Una di esse attualmente è conservata a Capodimonte sotto trattamento di mantenimento, e l’altra, giace ancora sotto il fondale protetta da uno scudo d’acciaio in attesa di “sistemazione”.
Dal 1960 al 2000, sono stati riportati alla luce, circa 4000 reperti; tra manufatti per le attività domestiche( ziri, olle, scodelle, tazze vasi, brocche) a quelli per le attività artigianali e per la pesca.

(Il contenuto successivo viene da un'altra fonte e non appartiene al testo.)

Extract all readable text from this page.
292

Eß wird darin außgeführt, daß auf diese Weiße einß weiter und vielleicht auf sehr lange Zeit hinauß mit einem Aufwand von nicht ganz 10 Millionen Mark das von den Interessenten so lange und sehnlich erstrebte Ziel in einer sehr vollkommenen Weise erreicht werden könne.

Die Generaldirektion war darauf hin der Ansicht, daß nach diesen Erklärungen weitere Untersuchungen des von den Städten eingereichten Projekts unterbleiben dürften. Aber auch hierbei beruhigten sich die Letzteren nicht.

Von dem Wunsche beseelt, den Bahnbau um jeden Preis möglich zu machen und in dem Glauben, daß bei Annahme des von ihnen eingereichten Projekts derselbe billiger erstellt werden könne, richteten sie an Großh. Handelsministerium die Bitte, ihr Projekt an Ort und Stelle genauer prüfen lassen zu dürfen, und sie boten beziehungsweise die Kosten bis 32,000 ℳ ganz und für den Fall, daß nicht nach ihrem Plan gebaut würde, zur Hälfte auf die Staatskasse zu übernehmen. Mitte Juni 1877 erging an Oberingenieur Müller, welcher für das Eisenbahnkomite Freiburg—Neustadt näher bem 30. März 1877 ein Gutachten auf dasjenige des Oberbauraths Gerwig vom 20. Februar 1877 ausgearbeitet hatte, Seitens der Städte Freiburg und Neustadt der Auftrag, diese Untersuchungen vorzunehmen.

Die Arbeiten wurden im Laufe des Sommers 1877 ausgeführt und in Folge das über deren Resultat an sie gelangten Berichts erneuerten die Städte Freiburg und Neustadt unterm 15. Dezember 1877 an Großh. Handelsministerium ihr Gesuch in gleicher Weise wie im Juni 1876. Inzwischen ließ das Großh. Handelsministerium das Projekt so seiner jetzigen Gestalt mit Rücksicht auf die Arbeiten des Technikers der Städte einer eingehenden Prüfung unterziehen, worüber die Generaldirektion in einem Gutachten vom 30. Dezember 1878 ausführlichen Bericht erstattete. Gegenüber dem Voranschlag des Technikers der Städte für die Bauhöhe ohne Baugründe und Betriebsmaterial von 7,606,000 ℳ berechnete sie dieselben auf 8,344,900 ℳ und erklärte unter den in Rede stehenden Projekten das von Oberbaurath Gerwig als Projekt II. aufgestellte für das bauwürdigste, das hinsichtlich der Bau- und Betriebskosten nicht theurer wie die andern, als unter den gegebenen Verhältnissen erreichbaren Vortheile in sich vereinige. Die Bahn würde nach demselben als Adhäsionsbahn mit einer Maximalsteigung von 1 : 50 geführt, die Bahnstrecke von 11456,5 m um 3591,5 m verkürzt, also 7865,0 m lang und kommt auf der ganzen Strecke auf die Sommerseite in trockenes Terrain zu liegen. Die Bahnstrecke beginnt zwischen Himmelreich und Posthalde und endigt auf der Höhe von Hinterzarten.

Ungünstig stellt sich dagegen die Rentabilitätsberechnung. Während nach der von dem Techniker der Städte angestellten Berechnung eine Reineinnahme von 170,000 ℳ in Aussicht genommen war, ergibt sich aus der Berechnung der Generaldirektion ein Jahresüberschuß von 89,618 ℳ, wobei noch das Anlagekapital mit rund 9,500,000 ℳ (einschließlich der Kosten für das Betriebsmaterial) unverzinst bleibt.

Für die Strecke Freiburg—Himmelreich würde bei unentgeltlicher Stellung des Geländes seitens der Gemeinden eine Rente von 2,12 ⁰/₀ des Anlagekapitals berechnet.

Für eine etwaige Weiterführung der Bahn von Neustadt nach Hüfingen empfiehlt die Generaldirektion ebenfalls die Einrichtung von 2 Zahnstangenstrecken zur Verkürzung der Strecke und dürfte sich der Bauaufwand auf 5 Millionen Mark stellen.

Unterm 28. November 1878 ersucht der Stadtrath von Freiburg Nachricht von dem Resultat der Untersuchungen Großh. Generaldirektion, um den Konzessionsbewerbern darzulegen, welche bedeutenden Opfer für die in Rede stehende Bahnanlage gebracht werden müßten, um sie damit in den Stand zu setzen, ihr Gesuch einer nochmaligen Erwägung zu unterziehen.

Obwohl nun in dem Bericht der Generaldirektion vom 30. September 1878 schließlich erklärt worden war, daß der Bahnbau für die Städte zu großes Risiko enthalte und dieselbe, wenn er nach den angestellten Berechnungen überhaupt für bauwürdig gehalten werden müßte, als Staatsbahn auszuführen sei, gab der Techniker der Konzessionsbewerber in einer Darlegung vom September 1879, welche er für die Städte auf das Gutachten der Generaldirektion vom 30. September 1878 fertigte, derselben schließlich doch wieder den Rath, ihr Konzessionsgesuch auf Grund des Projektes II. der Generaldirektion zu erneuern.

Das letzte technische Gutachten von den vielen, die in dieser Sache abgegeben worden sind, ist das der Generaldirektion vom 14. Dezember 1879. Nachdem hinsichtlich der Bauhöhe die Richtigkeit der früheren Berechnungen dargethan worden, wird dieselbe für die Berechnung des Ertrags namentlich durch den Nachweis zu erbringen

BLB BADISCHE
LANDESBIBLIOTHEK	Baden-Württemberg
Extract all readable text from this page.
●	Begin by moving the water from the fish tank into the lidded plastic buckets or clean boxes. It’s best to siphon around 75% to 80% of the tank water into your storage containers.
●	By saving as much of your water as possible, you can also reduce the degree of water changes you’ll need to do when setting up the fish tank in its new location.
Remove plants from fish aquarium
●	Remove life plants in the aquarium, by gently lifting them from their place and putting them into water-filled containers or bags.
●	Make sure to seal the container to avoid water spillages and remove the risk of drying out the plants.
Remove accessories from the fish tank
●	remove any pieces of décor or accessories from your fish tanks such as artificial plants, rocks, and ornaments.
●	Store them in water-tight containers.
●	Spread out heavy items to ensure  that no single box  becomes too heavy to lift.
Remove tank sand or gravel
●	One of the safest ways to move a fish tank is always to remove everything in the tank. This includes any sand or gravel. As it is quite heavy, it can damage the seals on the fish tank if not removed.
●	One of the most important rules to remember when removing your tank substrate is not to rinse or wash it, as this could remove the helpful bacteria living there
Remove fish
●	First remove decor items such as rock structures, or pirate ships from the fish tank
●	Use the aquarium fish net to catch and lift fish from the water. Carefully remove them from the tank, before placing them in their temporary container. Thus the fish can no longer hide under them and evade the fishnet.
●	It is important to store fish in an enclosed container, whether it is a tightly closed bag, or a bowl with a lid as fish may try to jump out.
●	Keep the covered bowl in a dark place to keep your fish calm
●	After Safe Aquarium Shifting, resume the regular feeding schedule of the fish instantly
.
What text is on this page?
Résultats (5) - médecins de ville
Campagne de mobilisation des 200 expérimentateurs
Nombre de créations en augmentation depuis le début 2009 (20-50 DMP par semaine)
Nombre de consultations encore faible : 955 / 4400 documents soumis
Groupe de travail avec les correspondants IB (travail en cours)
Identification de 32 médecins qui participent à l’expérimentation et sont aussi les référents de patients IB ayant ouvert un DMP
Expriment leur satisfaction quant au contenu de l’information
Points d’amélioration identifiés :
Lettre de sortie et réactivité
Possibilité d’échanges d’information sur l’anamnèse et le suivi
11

Da annoverare che, nel 1977, lo Stato Maggiore dell’Esercito, con il C.A.L.E( Centro Addestramento Esercito Leggero) di Viterbo, concede all’ingegner Fioravanti, un elicottero per un monitoraggio aereo dell’area archeologica, collabora anche il C.I.R.S.S (Centro Italiano Ricerche Studi Subacquei),e dopo 4 giorni di rilievi fotografici, viene localizzata la strada che metteva in collegamento l’isola Martana alla terra ferma, nonché con l’ausilio di un paracadute ascensionale, si è potuta riscontrare la presenza di una struttura portuale tra Monte Bisenzo e Punta San Bernardino, con una concentrazione di blocchi disposti a “tenaglia” verso il largo.
Il 3 Settembre 2000, scatta “l’Operazione Amalasunta”(*). Partecipò a quell’evento, la rivista “Metal Detector”,“ Il Gruppo Archeologico Romano sez. Fanum Voltumnae” di Montefiascone appartenente ai G.A.I.(Gruppi Archeologici d’Italia), la sezione subacquea di Montefiascone, guidata dal ricercatore Massimo Lozzi, e la sottoscritta, dove in quell’occasione, ebbe la fortuna di conoscere l’Ingegnere, in qualità di collaboratore per un giornale locale, segnalando l’avvenimento in questione, dove si è trovata la strada che collegava l’isola Martana con la spiaggia di Kornos (Marta).